Ural Federal University: Mongolia’s Youth Will Learn the Russian Language More Effectively

The promotion of the Russian language in Mongolia will get an additional boost due to a new project of the Sverdlovsk Regional Fund for the Support of Youth Initiatives. Mongolian teachers of Russian as a foreign language will be able to improve their competence through new creative laboratories. The idea of creating such laboratories was supported by the Presidential Grants Fund, allocating a special grant for this purpose.

Since 2018, the Sverdlovsk Regional Fund for the Support of Youth Initiatives, with the assistance of the Presidential Grants Fund, has been implementing projects aimed at promoting the Russian language in Mongolia.

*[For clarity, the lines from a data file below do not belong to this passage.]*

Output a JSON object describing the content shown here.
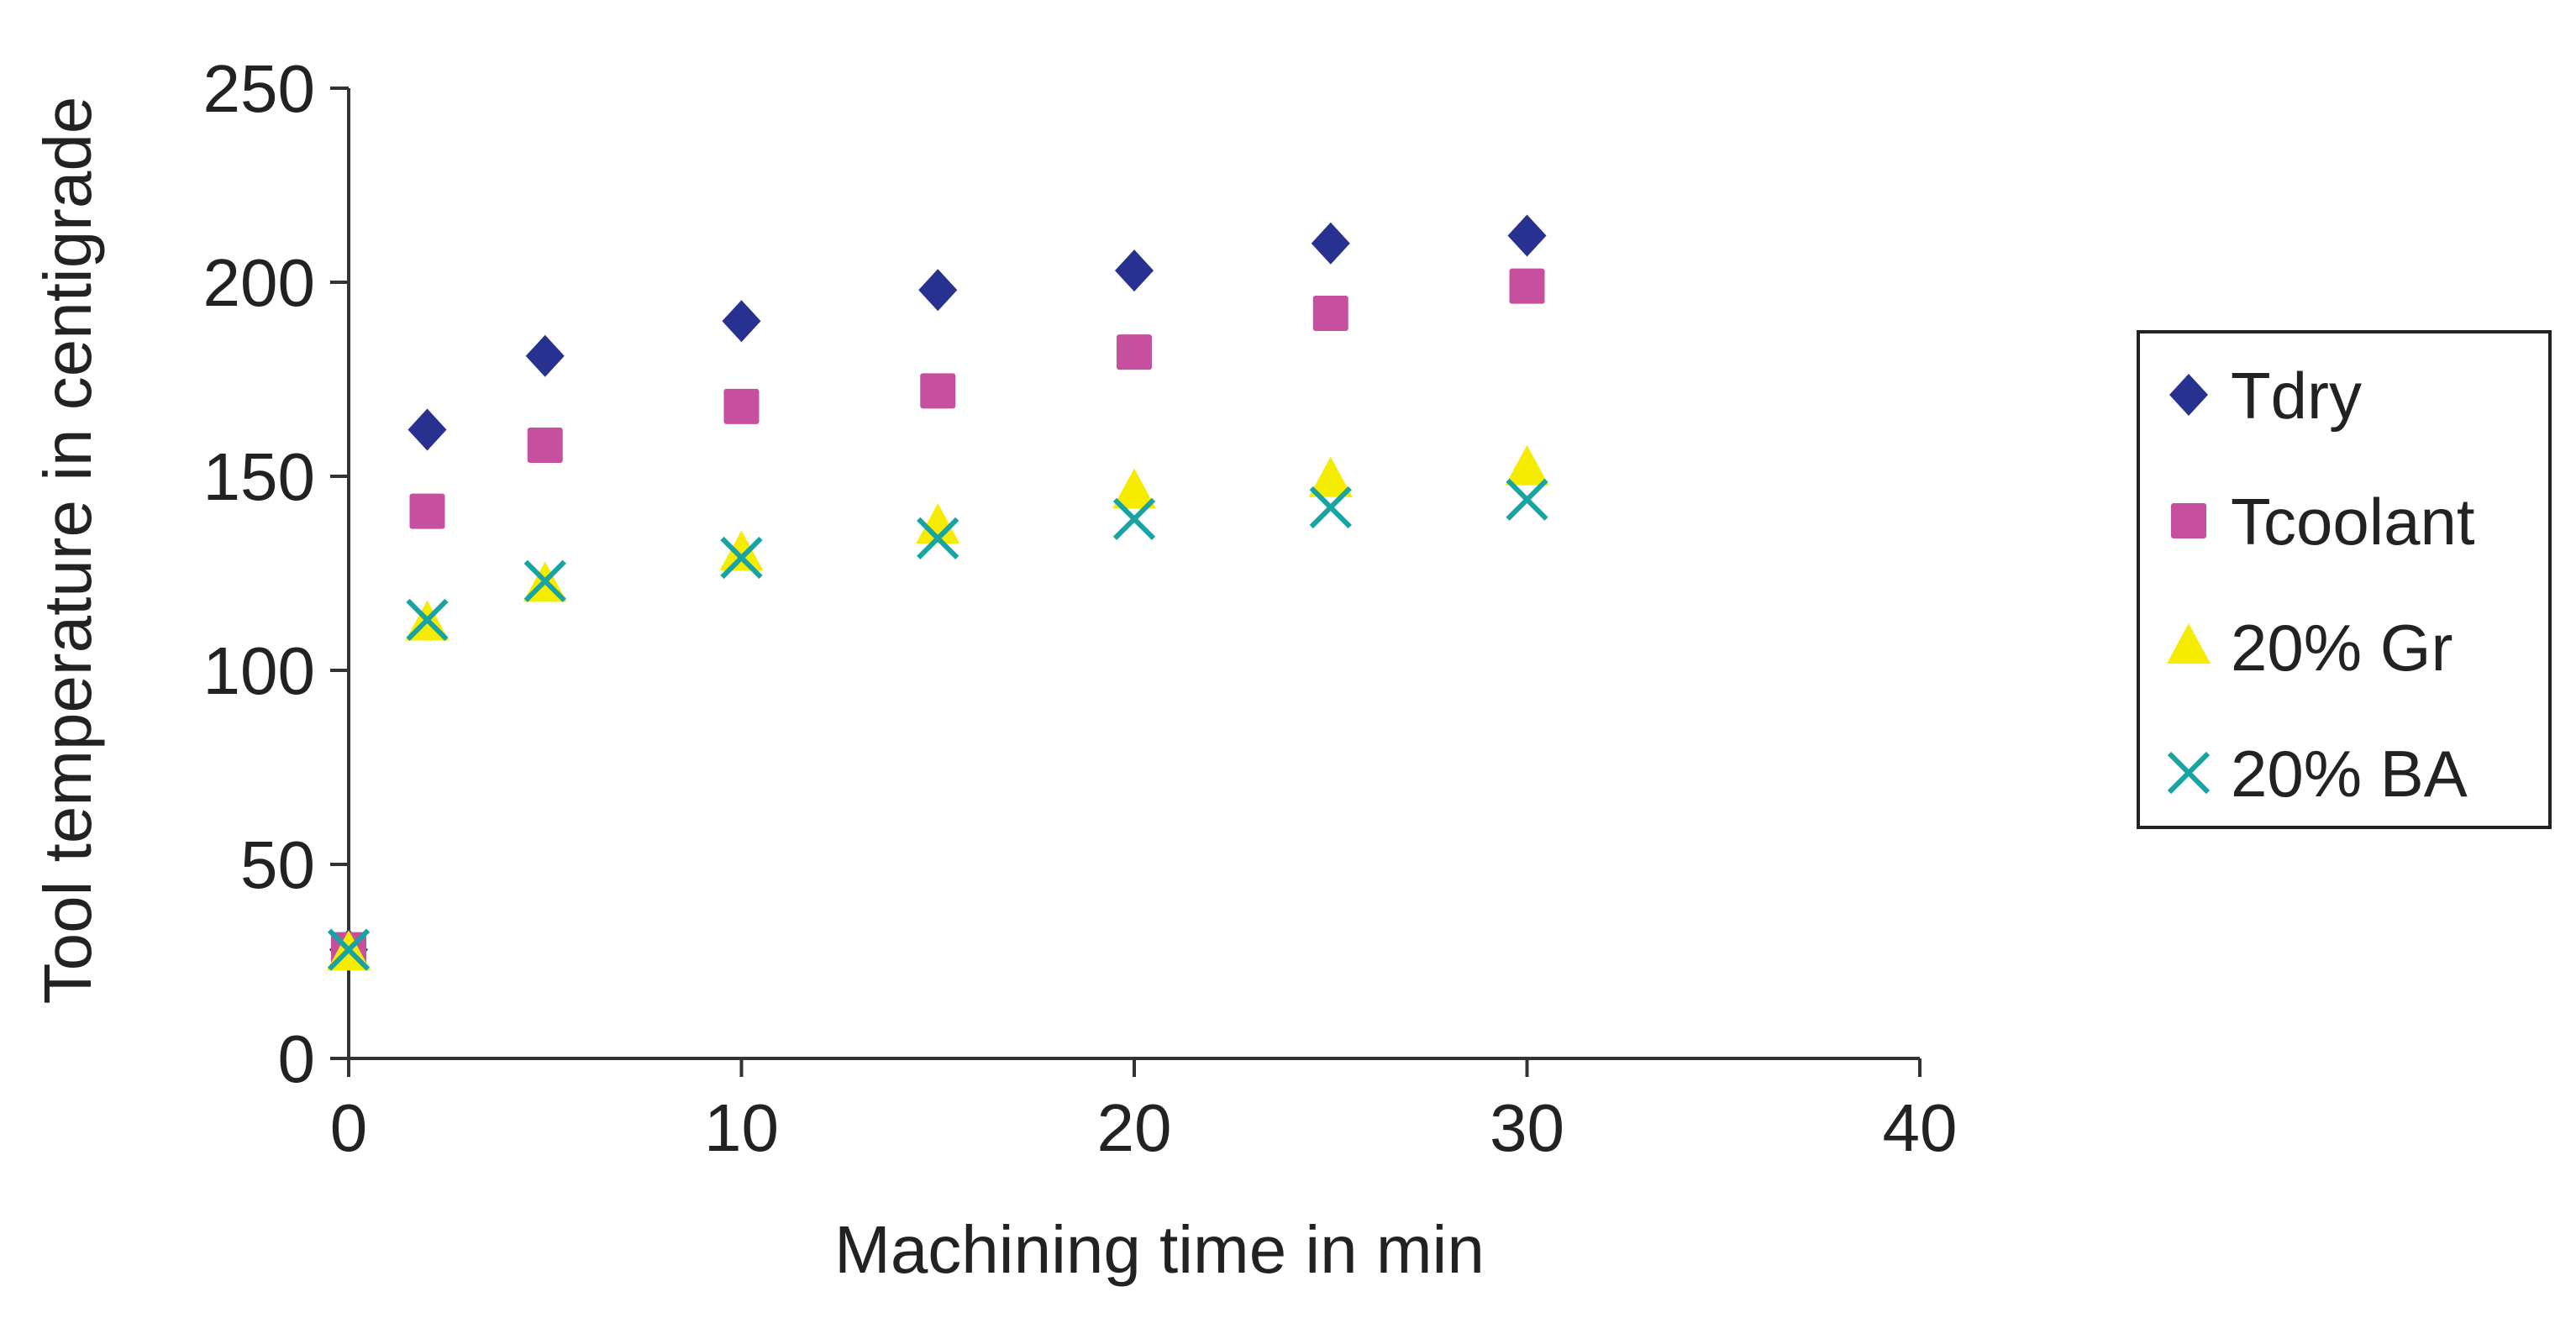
{
  "chart_data": {
    "type": "scatter",
    "title": "",
    "xlabel": "Machining time in min",
    "ylabel": "Tool temperature in centigrade",
    "xlim": [
      0,
      40
    ],
    "ylim": [
      0,
      250
    ],
    "xticks": [
      0,
      10,
      20,
      30,
      40
    ],
    "yticks": [
      0,
      50,
      100,
      150,
      200,
      250
    ],
    "grid": false,
    "legend_position": "right",
    "series": [
      {
        "name": "Tdry",
        "marker": "diamond",
        "color": "#27318f",
        "points": [
          [
            0,
            28
          ],
          [
            2,
            162
          ],
          [
            5,
            181
          ],
          [
            10,
            190
          ],
          [
            15,
            198
          ],
          [
            20,
            203
          ],
          [
            25,
            210
          ],
          [
            30,
            212
          ]
        ]
      },
      {
        "name": "Tcoolant",
        "marker": "square",
        "color": "#c7509e",
        "points": [
          [
            0,
            28
          ],
          [
            2,
            141
          ],
          [
            5,
            158
          ],
          [
            10,
            168
          ],
          [
            15,
            172
          ],
          [
            20,
            182
          ],
          [
            25,
            192
          ],
          [
            30,
            199
          ]
        ]
      },
      {
        "name": "20% Gr",
        "marker": "triangle",
        "color": "#f5ec00",
        "points": [
          [
            0,
            27
          ],
          [
            2,
            112
          ],
          [
            5,
            122
          ],
          [
            10,
            130
          ],
          [
            15,
            137
          ],
          [
            20,
            146
          ],
          [
            25,
            149
          ],
          [
            30,
            152
          ]
        ]
      },
      {
        "name": "20% BA",
        "marker": "x",
        "color": "#1aa3a3",
        "points": [
          [
            0,
            28
          ],
          [
            2,
            113
          ],
          [
            5,
            123
          ],
          [
            10,
            129
          ],
          [
            15,
            134
          ],
          [
            20,
            139
          ],
          [
            25,
            142
          ],
          [
            30,
            144
          ]
        ]
      }
    ]
  }
}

“In the project, together with our colleagues from Mongolia, we made fundamental accents on popularization of the Russian language, namely on development of an adapted communicative method based on the action-oriented approach, mastering of this method by Russian language teachers in Mongolia and implementation of this method by teachers in teaching Russian to Mongolian youth. The implementation of all stages of the project will take place online as part of creative laboratories on the platform of the project. The final event of the grant will be the youth “Russian Language Forum”,” says Nikita Kutyavin, Director of Sverdlovsk Regional Foundation for Youth Initiatives Support.

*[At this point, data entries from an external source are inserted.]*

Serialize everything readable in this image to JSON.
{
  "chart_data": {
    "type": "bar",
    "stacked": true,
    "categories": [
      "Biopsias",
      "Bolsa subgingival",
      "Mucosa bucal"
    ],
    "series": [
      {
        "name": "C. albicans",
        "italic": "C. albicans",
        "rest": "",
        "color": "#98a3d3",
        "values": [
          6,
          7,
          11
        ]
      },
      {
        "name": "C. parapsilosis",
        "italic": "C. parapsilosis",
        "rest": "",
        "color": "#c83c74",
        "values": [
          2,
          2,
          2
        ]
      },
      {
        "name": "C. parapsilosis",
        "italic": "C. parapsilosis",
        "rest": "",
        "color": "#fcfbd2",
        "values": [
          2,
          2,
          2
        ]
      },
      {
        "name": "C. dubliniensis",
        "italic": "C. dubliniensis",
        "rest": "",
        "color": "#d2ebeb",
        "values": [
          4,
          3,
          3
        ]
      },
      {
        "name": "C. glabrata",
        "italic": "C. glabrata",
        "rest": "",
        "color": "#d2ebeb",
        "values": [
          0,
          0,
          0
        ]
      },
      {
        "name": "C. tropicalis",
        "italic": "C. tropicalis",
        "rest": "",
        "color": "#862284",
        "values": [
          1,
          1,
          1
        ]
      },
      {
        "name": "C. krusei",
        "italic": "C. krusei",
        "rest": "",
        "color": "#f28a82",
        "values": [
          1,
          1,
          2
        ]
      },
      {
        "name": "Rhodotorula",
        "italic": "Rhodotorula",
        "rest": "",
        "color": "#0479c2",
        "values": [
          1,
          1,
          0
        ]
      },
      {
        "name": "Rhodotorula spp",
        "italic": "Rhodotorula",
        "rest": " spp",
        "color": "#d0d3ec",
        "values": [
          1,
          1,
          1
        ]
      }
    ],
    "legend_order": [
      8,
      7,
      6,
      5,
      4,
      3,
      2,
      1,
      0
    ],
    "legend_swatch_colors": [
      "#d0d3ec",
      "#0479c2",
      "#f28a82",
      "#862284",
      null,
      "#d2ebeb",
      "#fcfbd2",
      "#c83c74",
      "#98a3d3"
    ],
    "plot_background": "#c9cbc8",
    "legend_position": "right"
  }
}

Nikita Kutyavin notes that the Russian language is in great demand in Mongolia today, and young people are interested in learning it. However, the existing method of teaching Russian in Mongolia is based on the grammar-translation method of language acquisition, which does not meet modern trends in foreign language learning. According to the CEFR (Common European Framework of Reference for Languages), an internationally recognized standard of language proficiency levels, the center of the modern language teaching should be the personality of the learner, while the linguistic and cognitive method of forming a multimodal thinking of a young person should be at the head of teaching Russian as a foreign language. To overcome this contradiction, this project is supposed to implement several stages.

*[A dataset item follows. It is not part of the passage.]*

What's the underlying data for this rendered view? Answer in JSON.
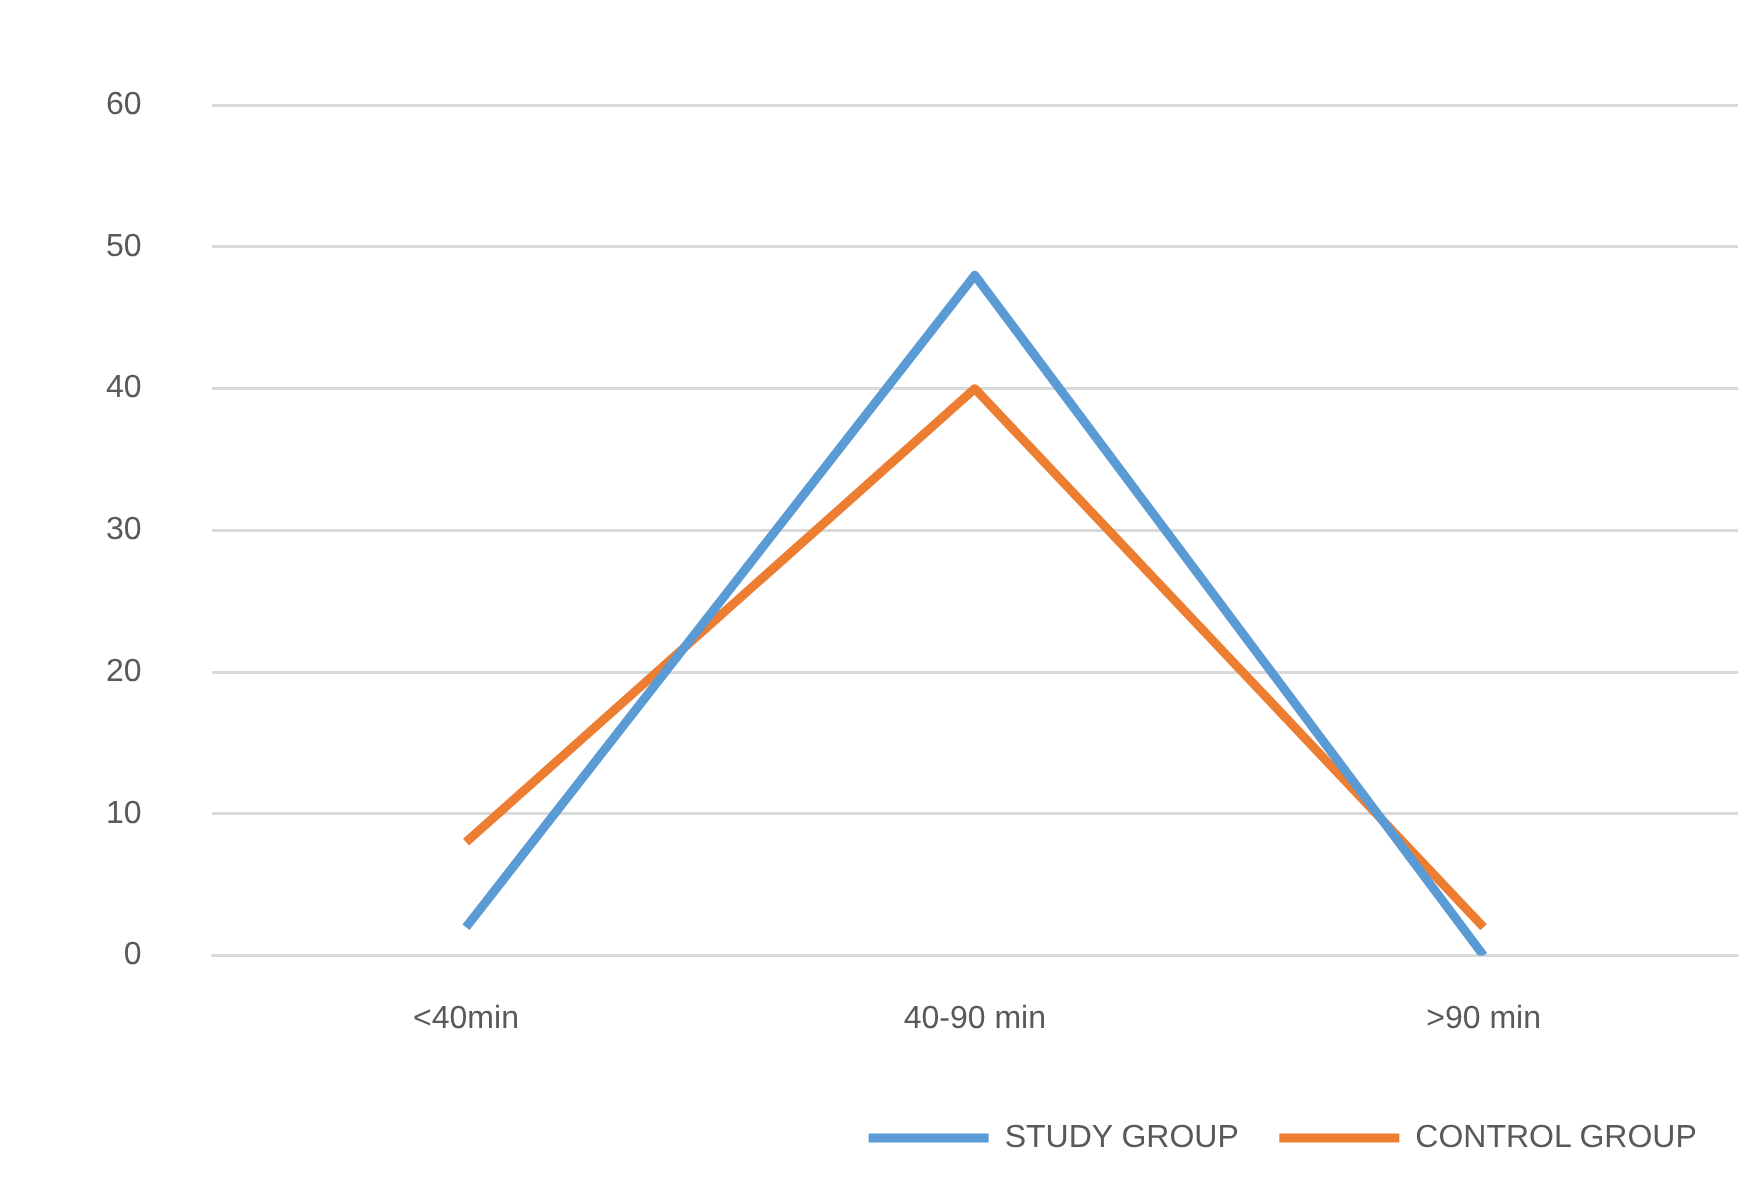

“The grant will use an adapted methodology based on an action-oriented approach. Then this methodology is transferred to Mongolian teachers of the Russian language within the framework of online creative laboratories, which allows us to cover the whole territory of Mongolia. In the next stage, the teachers of Russian who have been trained in the creative laboratories will design their Russian lessons based on the methodology for the specific language proficiency level of the Mongolian youth, and the students will effectively learn Russian according to the methodology. At the end, we will hold a final forum to promote the Russian language in Mongolia to young people learning Russian as a foreign language,” emphasizes Tatiana Rasskazova, head of the Department of Foreign Languages and Educational Technologies at UrFU and a member of the project team.

The main partners of the “Creative Laboratories in Russian Language” project were the Mongolian Association of Teachers of Russian Language and Literature, Rossotrudnichestvo representative office in Mongolia, the Ural Federal University, the Mongolian office of the Alumni Association of UPI, Ural State University and UrFU, as well as the Honorary Consul of Mongolia in Ekaterinburg.

The implementation of the project began on February 15.